Op 8 oktober 2004 heeft psycholoog D.B. Everts omtrent verdachte een rapport uitgebracht.
Dit rapport houdt onder meer zakelijk weergegeven in:
"Er lijkt een gebrekkige ontwikkeling van de geestvermogens van betrokkene in de vorm van een narcistische persoonlijkheidsstoornis met theatrale trekken. Aangezien het hier gaat om langdurige patronen kan worden aangenomen dat dit aanwezig was ten tijde van het plegen van het tenlastegelegde. De gebrekkige ontwikkeling van zijn geestvermogens beïnvloedde deels onderzochtes gedragskeuzen c.q zijn gedragingen ten tijde van het plegen van het tenlastegelegde. (inhoud rapport)
Betrokkene lijkt op grond hiervan licht verminderd tot verminderd toerekeningsvatbaar. De kans op herhaling lijkt tamelijk groot, juist vanwege de massale narcistische afweer bij betrokkene om tot zich door te laten dringen wat zijn strafbare handelingen teweeg kunnen brengen.
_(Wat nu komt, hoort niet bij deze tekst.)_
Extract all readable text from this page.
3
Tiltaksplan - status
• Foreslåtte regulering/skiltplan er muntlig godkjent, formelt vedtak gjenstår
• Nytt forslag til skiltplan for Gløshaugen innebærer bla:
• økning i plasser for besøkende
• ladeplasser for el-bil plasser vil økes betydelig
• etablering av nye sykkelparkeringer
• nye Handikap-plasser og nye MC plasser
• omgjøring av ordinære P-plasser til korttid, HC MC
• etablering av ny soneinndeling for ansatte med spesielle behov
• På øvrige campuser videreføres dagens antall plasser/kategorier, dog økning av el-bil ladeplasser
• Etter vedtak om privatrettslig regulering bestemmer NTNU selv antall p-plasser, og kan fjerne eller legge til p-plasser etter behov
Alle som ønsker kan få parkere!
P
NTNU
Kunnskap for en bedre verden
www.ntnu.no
Het gebrek aan corrigerend vermogen maakt de kans op herhaling dan groot. Eventuele behandelperspectieven worden als uiterst beperkt ingeschat.".
Op 10 oktober 2004 heeft psychiater I. Smoktunowicz omtrent verdachte een rapport uitgebracht.
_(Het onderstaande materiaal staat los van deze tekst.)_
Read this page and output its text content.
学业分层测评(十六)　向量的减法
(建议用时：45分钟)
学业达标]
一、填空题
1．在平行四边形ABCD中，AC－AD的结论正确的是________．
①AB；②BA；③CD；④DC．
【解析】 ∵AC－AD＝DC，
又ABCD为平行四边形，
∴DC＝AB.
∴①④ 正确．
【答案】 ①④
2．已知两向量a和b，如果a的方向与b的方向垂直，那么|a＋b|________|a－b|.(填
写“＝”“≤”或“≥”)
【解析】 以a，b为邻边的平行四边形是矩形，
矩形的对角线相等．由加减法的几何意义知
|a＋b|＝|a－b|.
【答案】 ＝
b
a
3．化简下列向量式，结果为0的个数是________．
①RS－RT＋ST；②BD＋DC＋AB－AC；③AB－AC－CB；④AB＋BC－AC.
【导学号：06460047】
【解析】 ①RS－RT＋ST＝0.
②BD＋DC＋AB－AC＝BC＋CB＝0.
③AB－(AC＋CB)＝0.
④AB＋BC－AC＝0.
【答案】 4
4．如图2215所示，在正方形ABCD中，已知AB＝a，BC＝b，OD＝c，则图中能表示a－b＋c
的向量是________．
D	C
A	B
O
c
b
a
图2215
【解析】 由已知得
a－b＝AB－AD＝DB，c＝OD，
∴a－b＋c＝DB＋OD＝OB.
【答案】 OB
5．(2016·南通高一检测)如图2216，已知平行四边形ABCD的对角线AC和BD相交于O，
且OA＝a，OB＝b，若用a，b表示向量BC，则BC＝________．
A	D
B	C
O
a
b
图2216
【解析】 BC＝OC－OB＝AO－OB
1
Dit rapport houdt onder meer zakelijk weergegeven in:
"Betrokkene is lijdende aan een ziekelijke stoornis in de zin van een narcistische persoonlijkheidsstoornis. In de periode van het plegen van het tenlastegelegde was dit ook het geval. De ziekelijke stoornis beïnvloedde betrokkenes gedragskeuze en gedragingen zodanig dat het tenlastegelegde daaruit deels verklaard kan worden. (inhoud rapport) Gezien bovenstaande pathologie kan geadviseerd worden om zijn toerekeningsvatbaarheid als verminderd aan te nemen.
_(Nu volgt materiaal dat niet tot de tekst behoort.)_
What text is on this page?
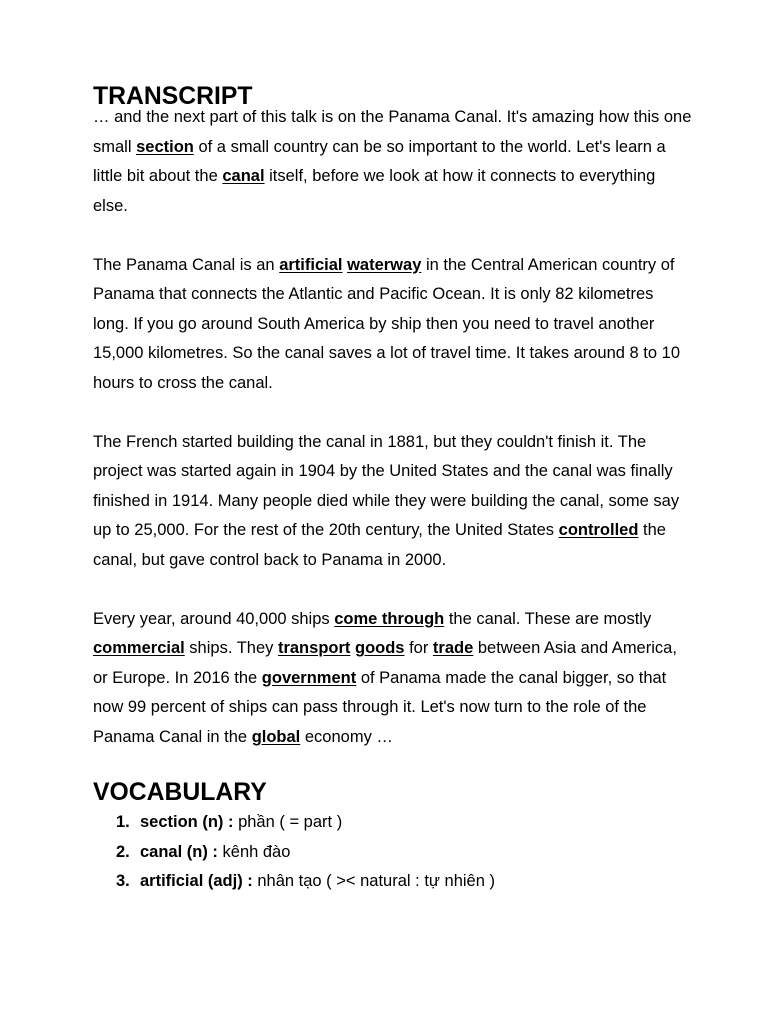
TRANSCRIPT

… and the next part of this talk is on the Panama Canal. It's amazing how this one small section of a small country can be so important to the world. Let's learn a little bit about the canal itself, before we look at how it connects to everything else.

The Panama Canal is an artificial waterway in the Central American country of Panama that connects the Atlantic and Pacific Ocean. It is only 82 kilometres long. If you go around South America by ship then you need to travel another 15,000 kilometres. So the canal saves a lot of travel time. It takes around 8 to 10 hours to cross the canal.

The French started building the canal in 1881, but they couldn't finish it. The project was started again in 1904 by the United States and the canal was finally finished in 1914. Many people died while they were building the canal, some say up to 25,000. For the rest of the 20th century, the United States controlled the canal, but gave control back to Panama in 2000.

Every year, around 40,000 ships come through the canal. These are mostly commercial ships. They transport goods for trade between Asia and America, or Europe. In 2016 the government of Panama made the canal bigger, so that now 99 percent of ships can pass through it. Let's now turn to the role of the Panama Canal in the global economy …

VOCABULARY
1. section (n) : phần ( = part )
2. canal (n) : kênh đào
3. artificial (adj) : nhân tạo ( >< natural : tự nhiên )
Betrokkene is van zijn aanhouding en mogelijke straf erg geschrokken, en is van mening dat hij de mogelijkheid om weer in deze situatie te raken moet uitsluiten door op te houden met praktiseren als paranormaal genezer. Indien hij niet meer als genezer praktiseert is aannemelijk dat hij niet door het plegen van een soortgelijk delict zal recidiveren. Echter zijn persoonlijkheidsstoornis blijft een risicofactor. Aangezien de behandelingbehoevende stoornis ( persoonlijkheidsstoornis) een zelfbelemmering vormt voor behandeling, is deze behandeling prognostisch niet veelbelovend. Betrokkene is niet kritisch naar zichzelf toe, en zodoende ziet hij geen noodzaak voor een behandeling. Hij zal altijd kritiek op zijn gedrag verwerpen. Bovendien, nu betrokkene ontkent, maakt deze persoonlijkheidsstoornis in combinatie met zijn ontkennende houding ten opzichte van het tenlastegelegde een behandeling statistisch gezien zinloos".
De rechtbank neemt de conclusie van voormelde rapporten van de deskundigen over en maakt deze tot de hare. De rechtbank zal hiermee bij het opleggen van een straf rekening houden.
De rechtbank is van oordeel, dat in verband met een juiste normhandhaving niet kan worden volstaan met het opleggen van een andersoortige of geringere straf dan een gevangenisstraf welke vrijheidsbeneming meebrengt voor de duur als hierna te melden.
Met betrekking tot een deel van de op te leggen gevangenisstraf zal de rechtbank bepalen dat dit deel van die straf niet zal worden tenuitvoergelegd mits verdachte zich gedurende een hierna vast te stellen proeftijd aan de voorwaarde houdt dat hij zich niet aan een strafbaar feit zal schuldig maken. De rechtbank wil met een en ander enerzijds de ernst van de door verdachte gepleegde strafbare feiten tot uitdrukking brengen en anderzijds door invloed uit te oefenen op het gedrag van de verdachte het door verdachte opnieuw plegen van een strafbaar feit tegengaan.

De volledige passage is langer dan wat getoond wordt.